Of course this doesn't make any particular immigrant a bad person, but any country that cannot control its borders and enforce conditions for permanent residency and citizenship will not remain a country for long. Indeed, in New Haven, where the "sanctuary city" movement is an especially ideological one based at Yale University, it is sometimes admitted that the objective is indeed to erase the country's borders. As a practical matter that is treason.

So for the United States the primary question about immigration is whether the country wants to maintain itself as a republic with a distinctly democratic and secular political culture, the more so as immigrants from totalitarian and religiously fanatical cultures, immigrants who have little intention to assimilate into the cultures of their new countries, are extensively penetrating what used to consider itself as the West.

Europe is already fairly mocked as Eurabia, having accepted millions of Arabs who were economic rather than political refugees and who have formed separatist communities seeking to be governed by religious rather than secular law. By the European Union's own statistics, 80 percent of its migrants lately are not as generally imagined, refugees from the civil war in Syria, but economic migrants from throughout Africa and the Middle East. They have run welfare costs up and the wage base down.

In the United States organized labor has pretty much capitulated to uncontrolled immigration, though unlimited immigration here also undermines the wage base and weakens the economy when much of the money earned by immigrants is only sent out of the country to relatives abroad.

Organized labor can take such a position only because it strives to be politically correct and has come to represent mostly government employees, whose jobs and compensation are immune to immigration, rather than private-sector workers, whose jobs and compensation are not immune.

There is probably no compromise between the immigration law nullifiers and the angry and heartless people who want to deport the estimated 11 million illegal aliens in the country, including innocent young people who were brought here by their parents and know no other homeland and whose plight is partly the result of the U.S. government's own negligence with immigration enforcement.

But a political majority might be mustered behind the sort of immigration reform that moderates in Congress have long proposed:

*Strict border control, with no more waving illegals through, but with close tracking and prompt expulsion of visitors who overstay visas.

 *Once strict border control is established to everyone's satisfaction for a year, grant eligibility for permanent residency to those who can demonstrate self-sufficiency, proficiency in English, knowledge of U.S. history, and devotion to a democratic and secular culture, and after five years make them eligible to apply for citizenship.

Such a policy of generous, strict, controlled, careful, and patriotic immigration would safeguard the country and its culture, be generous to its illegal aliens, and advance the country's ideals as the universal nation.

Call it a Lincolnian plan, as it was implied by Lincoln as he campaigned for the U.S. Senate in Illinois in July 1858, just after Independence Day.

We hold this annual celebration to remind ourselves of all the good done in this process of time, of how it was done and who did it, and how we are historically connected with it, and we go from these meetings in better humor with ourselves.

We feel more attached the one to the other, and more firmly bound to the country we inhabit.

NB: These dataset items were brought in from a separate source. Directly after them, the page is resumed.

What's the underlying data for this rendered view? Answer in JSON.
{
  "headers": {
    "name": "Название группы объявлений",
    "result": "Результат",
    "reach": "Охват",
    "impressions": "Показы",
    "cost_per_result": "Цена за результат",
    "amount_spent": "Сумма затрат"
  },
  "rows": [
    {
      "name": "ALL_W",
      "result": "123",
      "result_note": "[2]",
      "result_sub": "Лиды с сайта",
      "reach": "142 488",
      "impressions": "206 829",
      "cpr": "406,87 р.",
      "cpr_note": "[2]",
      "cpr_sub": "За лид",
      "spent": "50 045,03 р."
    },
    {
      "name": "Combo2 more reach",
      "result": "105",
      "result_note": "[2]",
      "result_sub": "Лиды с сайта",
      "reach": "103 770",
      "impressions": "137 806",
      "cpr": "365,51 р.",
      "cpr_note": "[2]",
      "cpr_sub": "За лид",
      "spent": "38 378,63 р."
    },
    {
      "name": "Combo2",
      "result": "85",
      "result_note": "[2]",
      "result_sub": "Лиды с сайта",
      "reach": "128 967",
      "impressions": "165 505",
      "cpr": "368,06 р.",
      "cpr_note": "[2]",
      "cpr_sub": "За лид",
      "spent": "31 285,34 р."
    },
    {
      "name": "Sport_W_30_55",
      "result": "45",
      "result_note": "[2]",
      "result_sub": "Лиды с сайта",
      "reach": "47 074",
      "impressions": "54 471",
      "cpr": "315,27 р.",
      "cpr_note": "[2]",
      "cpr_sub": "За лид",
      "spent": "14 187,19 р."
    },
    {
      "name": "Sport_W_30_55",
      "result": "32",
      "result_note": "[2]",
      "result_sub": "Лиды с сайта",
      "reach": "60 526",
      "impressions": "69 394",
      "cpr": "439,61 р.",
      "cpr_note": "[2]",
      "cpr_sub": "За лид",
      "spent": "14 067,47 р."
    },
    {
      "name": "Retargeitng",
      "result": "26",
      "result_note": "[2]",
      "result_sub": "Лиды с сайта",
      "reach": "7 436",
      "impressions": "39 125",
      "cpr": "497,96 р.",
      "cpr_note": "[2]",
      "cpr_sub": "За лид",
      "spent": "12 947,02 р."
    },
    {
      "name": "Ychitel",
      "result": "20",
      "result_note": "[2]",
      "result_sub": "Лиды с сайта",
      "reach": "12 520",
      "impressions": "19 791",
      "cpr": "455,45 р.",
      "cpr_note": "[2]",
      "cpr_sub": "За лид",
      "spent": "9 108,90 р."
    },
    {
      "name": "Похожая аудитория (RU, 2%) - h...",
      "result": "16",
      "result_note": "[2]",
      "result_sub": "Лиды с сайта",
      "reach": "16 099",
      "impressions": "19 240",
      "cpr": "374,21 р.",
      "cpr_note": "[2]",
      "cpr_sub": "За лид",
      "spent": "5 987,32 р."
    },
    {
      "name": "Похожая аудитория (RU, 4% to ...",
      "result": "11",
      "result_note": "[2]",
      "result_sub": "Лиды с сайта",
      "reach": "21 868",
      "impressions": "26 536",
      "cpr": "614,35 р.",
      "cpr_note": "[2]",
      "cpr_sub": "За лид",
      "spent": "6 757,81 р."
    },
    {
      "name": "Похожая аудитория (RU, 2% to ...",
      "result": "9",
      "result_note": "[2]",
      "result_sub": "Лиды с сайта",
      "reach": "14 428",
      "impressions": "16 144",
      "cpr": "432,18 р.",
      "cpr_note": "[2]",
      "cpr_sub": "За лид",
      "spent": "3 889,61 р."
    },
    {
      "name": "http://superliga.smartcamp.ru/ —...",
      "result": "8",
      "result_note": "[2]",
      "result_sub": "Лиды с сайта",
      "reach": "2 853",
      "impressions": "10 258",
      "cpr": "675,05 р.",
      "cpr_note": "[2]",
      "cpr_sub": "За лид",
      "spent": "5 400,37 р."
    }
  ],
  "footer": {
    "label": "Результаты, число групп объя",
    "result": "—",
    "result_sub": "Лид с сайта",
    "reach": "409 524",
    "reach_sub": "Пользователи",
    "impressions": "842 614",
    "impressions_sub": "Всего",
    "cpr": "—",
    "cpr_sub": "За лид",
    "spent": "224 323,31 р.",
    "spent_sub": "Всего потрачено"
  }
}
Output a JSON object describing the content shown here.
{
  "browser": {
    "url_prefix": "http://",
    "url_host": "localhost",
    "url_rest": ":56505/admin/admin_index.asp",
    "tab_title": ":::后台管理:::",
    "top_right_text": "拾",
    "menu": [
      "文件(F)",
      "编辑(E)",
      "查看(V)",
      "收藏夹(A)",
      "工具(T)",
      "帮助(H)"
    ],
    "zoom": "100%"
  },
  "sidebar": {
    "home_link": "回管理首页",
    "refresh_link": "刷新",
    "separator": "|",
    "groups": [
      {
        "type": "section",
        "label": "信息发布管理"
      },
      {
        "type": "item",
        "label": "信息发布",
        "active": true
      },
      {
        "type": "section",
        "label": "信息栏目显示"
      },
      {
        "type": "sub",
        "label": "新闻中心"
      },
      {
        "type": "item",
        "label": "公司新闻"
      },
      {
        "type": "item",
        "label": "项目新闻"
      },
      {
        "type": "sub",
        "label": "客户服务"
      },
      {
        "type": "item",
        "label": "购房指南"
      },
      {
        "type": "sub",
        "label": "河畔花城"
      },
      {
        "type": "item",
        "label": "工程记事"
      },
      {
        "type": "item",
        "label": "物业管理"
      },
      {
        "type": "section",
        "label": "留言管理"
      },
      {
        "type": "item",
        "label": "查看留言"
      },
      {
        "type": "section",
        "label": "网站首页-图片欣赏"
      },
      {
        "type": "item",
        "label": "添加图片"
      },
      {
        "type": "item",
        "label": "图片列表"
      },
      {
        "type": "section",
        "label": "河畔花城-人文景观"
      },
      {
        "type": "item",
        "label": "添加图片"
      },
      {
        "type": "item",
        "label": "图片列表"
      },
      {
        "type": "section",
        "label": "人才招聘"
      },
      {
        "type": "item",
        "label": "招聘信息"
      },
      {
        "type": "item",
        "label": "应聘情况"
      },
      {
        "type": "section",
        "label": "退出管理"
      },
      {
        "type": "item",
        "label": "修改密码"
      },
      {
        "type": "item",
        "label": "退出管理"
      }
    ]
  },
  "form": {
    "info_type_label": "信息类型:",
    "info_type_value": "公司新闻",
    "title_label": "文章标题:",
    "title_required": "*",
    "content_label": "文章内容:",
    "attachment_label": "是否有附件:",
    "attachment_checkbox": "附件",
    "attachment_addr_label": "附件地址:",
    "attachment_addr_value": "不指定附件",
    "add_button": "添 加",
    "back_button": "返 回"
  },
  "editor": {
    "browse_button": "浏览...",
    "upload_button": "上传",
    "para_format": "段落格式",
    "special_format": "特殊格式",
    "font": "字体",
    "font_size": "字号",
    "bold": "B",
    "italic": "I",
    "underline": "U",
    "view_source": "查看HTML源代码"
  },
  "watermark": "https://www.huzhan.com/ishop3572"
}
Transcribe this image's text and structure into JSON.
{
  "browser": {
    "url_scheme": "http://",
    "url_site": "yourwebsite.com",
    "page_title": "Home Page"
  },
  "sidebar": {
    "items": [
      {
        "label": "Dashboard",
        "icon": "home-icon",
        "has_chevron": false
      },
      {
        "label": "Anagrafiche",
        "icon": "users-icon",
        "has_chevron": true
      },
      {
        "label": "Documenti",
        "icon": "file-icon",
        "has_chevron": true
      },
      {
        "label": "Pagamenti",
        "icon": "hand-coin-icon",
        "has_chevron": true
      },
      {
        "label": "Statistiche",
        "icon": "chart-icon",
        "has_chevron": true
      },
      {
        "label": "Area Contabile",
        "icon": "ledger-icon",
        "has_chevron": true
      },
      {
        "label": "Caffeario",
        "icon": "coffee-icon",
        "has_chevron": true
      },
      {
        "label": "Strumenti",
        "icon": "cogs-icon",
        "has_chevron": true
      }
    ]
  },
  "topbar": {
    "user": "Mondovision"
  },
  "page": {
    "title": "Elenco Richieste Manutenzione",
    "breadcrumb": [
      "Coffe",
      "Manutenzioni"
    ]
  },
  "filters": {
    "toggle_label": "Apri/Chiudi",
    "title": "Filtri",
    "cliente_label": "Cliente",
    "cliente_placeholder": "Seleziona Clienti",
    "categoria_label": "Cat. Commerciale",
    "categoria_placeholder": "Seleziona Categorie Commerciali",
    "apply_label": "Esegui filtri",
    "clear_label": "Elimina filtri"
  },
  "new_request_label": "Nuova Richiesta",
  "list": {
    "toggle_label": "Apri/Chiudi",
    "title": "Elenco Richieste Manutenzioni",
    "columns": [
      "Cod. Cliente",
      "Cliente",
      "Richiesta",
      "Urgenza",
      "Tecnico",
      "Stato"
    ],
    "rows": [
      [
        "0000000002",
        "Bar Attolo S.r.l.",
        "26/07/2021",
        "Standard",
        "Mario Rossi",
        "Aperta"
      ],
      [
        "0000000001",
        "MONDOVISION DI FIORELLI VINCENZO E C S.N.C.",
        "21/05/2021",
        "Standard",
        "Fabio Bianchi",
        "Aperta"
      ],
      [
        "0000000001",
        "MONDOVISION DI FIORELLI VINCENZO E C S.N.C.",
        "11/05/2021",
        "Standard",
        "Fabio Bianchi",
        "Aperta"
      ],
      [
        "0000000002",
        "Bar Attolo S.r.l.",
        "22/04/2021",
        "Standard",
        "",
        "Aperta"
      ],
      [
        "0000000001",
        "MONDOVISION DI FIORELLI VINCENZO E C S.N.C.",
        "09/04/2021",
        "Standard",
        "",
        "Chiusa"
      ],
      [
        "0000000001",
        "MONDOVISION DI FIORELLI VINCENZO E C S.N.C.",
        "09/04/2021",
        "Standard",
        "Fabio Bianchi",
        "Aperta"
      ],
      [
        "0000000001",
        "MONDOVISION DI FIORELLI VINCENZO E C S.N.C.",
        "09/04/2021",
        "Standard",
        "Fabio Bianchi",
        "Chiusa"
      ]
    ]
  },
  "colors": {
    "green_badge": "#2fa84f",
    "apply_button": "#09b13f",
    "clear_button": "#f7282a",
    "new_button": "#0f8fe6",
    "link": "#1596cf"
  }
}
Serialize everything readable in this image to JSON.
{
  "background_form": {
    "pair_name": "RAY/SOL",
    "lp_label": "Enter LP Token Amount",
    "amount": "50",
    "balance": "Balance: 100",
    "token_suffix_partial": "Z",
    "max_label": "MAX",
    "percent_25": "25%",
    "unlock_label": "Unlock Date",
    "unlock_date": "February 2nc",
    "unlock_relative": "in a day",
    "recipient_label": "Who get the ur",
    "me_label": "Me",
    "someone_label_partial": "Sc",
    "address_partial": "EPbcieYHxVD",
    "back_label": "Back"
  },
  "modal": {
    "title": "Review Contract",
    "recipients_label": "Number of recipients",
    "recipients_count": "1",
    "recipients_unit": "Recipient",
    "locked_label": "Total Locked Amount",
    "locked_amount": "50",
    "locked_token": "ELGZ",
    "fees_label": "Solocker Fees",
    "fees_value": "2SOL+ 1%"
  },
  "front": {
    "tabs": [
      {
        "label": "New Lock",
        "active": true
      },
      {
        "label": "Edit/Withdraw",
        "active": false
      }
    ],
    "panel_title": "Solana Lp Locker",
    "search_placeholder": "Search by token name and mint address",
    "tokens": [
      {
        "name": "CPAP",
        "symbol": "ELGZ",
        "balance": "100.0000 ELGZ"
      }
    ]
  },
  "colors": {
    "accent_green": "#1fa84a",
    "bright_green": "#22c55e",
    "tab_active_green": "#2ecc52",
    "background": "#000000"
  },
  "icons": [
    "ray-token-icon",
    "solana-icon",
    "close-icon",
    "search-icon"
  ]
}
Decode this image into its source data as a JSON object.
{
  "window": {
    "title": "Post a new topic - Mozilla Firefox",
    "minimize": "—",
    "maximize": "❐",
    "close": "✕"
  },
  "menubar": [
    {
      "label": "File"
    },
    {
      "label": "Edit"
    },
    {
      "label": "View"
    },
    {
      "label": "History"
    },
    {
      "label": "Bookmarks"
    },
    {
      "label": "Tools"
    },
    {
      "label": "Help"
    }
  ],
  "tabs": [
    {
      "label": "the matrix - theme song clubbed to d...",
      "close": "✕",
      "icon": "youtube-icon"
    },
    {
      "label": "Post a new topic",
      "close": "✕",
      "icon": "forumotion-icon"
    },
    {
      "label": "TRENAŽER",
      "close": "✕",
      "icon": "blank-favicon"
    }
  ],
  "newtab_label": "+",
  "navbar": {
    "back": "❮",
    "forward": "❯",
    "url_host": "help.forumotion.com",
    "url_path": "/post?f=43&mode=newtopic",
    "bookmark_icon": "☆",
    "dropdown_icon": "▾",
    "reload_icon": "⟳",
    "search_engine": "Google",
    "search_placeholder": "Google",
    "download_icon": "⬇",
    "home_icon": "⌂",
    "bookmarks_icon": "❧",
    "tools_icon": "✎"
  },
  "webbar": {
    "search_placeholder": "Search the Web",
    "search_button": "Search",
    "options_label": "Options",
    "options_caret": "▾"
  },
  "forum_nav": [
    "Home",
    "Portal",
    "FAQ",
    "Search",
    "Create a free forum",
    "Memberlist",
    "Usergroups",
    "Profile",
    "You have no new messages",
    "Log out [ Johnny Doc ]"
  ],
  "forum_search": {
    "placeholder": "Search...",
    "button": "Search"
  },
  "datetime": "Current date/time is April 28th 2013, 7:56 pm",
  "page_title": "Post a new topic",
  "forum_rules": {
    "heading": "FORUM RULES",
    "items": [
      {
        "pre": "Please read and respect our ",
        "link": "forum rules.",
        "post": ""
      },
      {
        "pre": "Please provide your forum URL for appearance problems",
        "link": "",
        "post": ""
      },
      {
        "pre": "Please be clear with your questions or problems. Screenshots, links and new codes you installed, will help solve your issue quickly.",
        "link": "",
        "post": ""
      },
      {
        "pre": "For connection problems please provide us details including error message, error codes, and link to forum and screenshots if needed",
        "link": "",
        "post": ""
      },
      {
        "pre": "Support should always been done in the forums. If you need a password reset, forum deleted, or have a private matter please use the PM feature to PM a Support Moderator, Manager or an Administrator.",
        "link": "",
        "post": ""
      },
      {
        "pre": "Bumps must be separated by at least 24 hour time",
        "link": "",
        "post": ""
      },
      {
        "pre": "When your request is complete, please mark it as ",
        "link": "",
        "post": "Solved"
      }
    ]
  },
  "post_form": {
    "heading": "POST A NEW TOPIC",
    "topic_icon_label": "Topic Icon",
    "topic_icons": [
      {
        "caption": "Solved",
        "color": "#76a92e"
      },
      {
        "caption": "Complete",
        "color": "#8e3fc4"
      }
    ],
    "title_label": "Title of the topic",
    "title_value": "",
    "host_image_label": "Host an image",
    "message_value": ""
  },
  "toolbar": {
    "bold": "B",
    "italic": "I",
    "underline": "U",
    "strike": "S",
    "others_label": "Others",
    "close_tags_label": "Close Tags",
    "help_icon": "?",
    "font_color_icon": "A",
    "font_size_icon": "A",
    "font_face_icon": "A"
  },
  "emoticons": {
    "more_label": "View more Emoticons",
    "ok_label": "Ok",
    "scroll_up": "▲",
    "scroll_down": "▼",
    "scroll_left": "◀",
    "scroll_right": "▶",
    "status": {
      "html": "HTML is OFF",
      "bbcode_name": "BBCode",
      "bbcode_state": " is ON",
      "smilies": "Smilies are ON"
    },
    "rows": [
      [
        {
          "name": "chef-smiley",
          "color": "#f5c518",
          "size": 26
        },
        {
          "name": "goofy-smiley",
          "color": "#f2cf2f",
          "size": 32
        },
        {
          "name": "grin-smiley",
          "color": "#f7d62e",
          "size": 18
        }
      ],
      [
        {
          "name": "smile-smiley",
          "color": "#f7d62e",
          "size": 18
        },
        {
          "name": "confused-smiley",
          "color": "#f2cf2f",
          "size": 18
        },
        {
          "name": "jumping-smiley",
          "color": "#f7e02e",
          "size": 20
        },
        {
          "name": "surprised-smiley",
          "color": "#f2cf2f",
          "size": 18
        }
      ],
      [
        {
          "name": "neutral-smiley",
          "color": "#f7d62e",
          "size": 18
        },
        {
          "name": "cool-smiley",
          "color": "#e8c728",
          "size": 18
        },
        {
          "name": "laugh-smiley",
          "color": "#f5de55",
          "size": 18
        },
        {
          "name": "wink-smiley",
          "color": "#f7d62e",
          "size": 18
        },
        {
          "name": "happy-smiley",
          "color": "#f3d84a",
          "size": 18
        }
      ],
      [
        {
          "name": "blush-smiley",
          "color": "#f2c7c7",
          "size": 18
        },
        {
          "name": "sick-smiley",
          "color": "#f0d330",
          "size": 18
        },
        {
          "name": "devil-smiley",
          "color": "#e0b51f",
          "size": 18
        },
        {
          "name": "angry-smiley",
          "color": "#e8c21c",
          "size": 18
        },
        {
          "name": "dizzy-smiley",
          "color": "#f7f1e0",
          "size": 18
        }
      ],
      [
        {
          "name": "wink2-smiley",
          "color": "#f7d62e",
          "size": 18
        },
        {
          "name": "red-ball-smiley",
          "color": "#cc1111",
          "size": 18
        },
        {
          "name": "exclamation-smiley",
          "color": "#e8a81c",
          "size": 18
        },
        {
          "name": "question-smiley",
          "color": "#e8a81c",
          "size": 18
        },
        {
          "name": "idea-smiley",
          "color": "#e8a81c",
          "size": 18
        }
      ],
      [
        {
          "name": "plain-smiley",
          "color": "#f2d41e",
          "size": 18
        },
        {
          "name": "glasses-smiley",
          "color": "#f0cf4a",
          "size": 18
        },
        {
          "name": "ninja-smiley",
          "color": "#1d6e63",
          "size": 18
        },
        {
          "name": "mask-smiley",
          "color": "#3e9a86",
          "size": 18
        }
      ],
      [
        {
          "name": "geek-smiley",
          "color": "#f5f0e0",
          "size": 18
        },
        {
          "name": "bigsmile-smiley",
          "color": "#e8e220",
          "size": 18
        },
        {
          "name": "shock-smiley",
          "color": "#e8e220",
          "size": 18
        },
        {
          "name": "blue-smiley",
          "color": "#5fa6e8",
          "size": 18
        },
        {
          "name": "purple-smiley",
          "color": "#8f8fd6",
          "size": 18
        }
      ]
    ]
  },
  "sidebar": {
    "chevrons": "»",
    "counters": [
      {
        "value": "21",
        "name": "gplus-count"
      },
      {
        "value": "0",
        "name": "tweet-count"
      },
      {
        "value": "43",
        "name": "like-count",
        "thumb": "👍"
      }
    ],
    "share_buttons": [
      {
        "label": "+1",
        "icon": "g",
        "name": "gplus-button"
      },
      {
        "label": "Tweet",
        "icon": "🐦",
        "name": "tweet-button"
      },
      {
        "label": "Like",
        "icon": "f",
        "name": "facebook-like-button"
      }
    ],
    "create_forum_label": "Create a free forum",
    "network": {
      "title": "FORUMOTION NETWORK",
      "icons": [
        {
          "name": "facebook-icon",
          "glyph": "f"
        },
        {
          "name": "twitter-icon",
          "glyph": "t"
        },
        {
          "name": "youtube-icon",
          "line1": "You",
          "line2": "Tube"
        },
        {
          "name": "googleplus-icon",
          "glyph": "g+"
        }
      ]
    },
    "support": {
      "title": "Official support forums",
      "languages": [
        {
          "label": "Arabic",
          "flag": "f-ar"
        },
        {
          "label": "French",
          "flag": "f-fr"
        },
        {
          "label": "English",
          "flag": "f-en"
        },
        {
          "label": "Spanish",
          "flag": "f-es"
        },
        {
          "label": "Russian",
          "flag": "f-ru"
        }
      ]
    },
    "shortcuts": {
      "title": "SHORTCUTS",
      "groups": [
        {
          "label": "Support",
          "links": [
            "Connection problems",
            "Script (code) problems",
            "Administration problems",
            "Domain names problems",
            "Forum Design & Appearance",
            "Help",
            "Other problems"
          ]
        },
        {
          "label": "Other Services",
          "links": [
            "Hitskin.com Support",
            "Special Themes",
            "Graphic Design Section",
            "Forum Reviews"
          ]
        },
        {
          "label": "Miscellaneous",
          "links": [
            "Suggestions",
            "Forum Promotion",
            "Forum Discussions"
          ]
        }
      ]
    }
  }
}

In every way we are better men in the age, and race, and country in which we live for these celebrations.

But after we have done all this we have not yet reached the whole. There is something else connected with it.

Besides these men descended by blood from our ancestors, we have among us perhaps half our people who are not descendants at all of these men. They are men who have come from Europe -- German, Irish, French, and Scandinavian -- who have come from Europe themselves or whose ancestors have come hither and settled here, finding themselves our equals in all things.

If they look back through this history to trace their connection with those days by blood, they find they have none. They cannot carry themselves back into that glorious epoch and make themselves feel that they are part of us.

But when they look through that old Declaration of Independence they find that those old men say, “We hold these truths to be self-evident, that all men are created equal,” and then they feel that that moral sentiment taught in that day evidences their relation to those men, that it is the father of all moral principle in them, and that they have a right to claim it as though they were blood of the blood and flesh of the flesh of the men who wrote that Declaration -- and so they are.

An immigration policy that offered citizenship to those who wanted not just to live here but to be fully American might give the country a better class of citizens than the native-born, so many of whom are ignorant about their country and take it for granted.

Chris Powell is managing editor of the Journal Inquirer, in Manchester, Conn.